Frank, during his married life, was always in employment despite his gremlins and deficiencies. His wage packet he would always hand over to his wife; Becky. He did not drink but could not live without a fag. It could not be said that he was a real family man for he never played with his children. He was, however, the great protector and it was God help anyone that caused anxiety for either his wife or children. A point proved on more than one occasion. Frank loved motorbikes and considered himself an expert on their mechanics although this is far from being the truth. He enjoyed football and as a lad myself, when living in Chesterton, I remember him taking me to see Port Vale and occasionally to see Stoke City. In 1957 I even remember a visit to see the, then, famous Wolverhampton Wanderers.

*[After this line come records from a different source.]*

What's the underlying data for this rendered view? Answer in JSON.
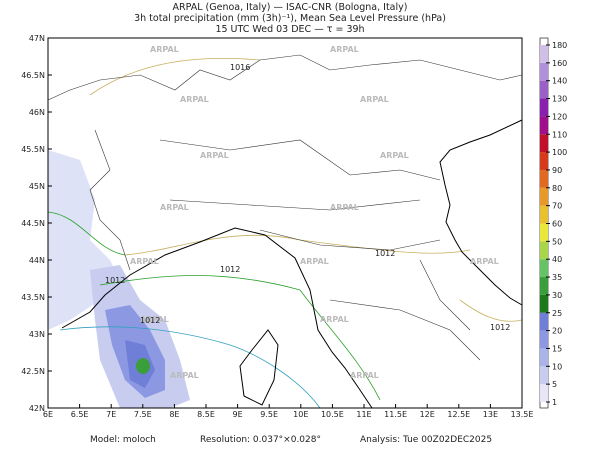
{
  "header": {
    "line1": "ARPAL (Genoa, Italy)  —  ISAC-CNR (Bologna, Italy)",
    "line2": "3h total precipitation (mm (3h)⁻¹), Mean Sea Level Pressure (hPa)",
    "line3": "15 UTC Wed 03 DEC  —  τ = 39h"
  },
  "map": {
    "lon_labels": [
      "6E",
      "6.5E",
      "7E",
      "7.5E",
      "8E",
      "8.5E",
      "9E",
      "9.5E",
      "10E",
      "10.5E",
      "11E",
      "11.5E",
      "12E",
      "12.5E",
      "13E",
      "13.5E"
    ],
    "lat_labels": [
      "42N",
      "42.5N",
      "43N",
      "43.5N",
      "44N",
      "44.5N",
      "45N",
      "45.5N",
      "46N",
      "46.5N",
      "47N"
    ],
    "watermark": "ARPAL",
    "isobar_labels": [
      "1016",
      "1012",
      "1012",
      "1012",
      "1012",
      "1012"
    ]
  },
  "colorbar": {
    "labels": [
      "1",
      "5",
      "10",
      "15",
      "20",
      "25",
      "30",
      "35",
      "40",
      "50",
      "60",
      "70",
      "80",
      "90",
      "100",
      "110",
      "120",
      "130",
      "140",
      "160",
      "180"
    ],
    "colors": [
      "#e6e6f7",
      "#c8cdf0",
      "#aab4ea",
      "#8c99e2",
      "#6f7fd8",
      "#1f7a1f",
      "#3a9e3a",
      "#66c266",
      "#a8d84a",
      "#e8e83a",
      "#e8c030",
      "#e89a28",
      "#e06a20",
      "#d63a1a",
      "#c0102a",
      "#a0108a",
      "#8a20b0",
      "#9a60c8",
      "#b090d8",
      "#d0c0e8"
    ]
  },
  "footer": {
    "model": "Model:  moloch",
    "resolution": "Resolution:  0.037°×0.028°",
    "analysis": "Analysis:  Tue 00Z02DEC2025"
  }
}
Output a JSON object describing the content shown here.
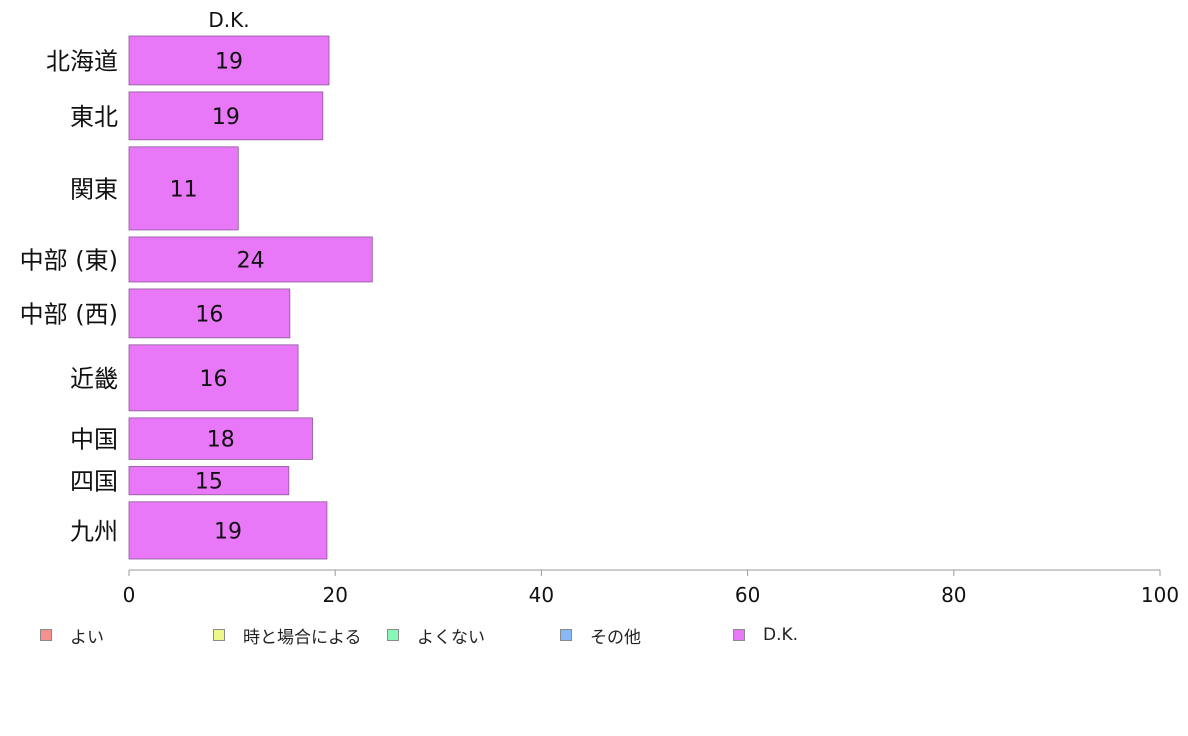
{
  "chart_data": {
    "type": "bar",
    "orientation": "horizontal",
    "stacked": true,
    "series_header": "D.K.",
    "categories": [
      "北海道",
      "東北",
      "関東",
      "中部 (東)",
      "中部 (西)",
      "近畿",
      "中国",
      "四国",
      "九州"
    ],
    "series": [
      {
        "name": "D.K.",
        "color": "#e878f8",
        "values": [
          19,
          19,
          11,
          24,
          16,
          16,
          18,
          15,
          19
        ],
        "bar_values": [
          19.4,
          18.8,
          10.6,
          23.6,
          15.6,
          16.4,
          17.8,
          15.5,
          19.2
        ]
      }
    ],
    "xlim": [
      0,
      100
    ],
    "xticks": [
      "0",
      "20",
      "40",
      "60",
      "80",
      "100"
    ],
    "bar_weights": [
      1.0,
      0.98,
      1.7,
      0.92,
      1.0,
      1.35,
      0.85,
      0.58,
      1.17
    ],
    "grid": false,
    "legend_position": "bottom",
    "legend": [
      {
        "label": "よい",
        "color": "#f89090"
      },
      {
        "label": "時と場合による",
        "color": "#eef888"
      },
      {
        "label": "よくない",
        "color": "#88f8b8"
      },
      {
        "label": "その他",
        "color": "#88b8f8"
      },
      {
        "label": "D.K.",
        "color": "#e878f8"
      }
    ]
  }
}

Frank Lakin Jepson, born in Mow Cop in 1917, died in Bridgnorth Hospital following a severe stroke in January 1970 aged 52. Sadly, it is more than likely that he never new who his real father was. It is also sad that he, perhaps also did now of the death of his mother. She had died three years earlier in 1967. Frank lost touch with his family during those raw late 1950's years and little more is known of them than is included in this story.

Frank's wife Becky outlived him by 40 years, passing away in the same Bridgnorth hospital at the age of 92 in February 2010.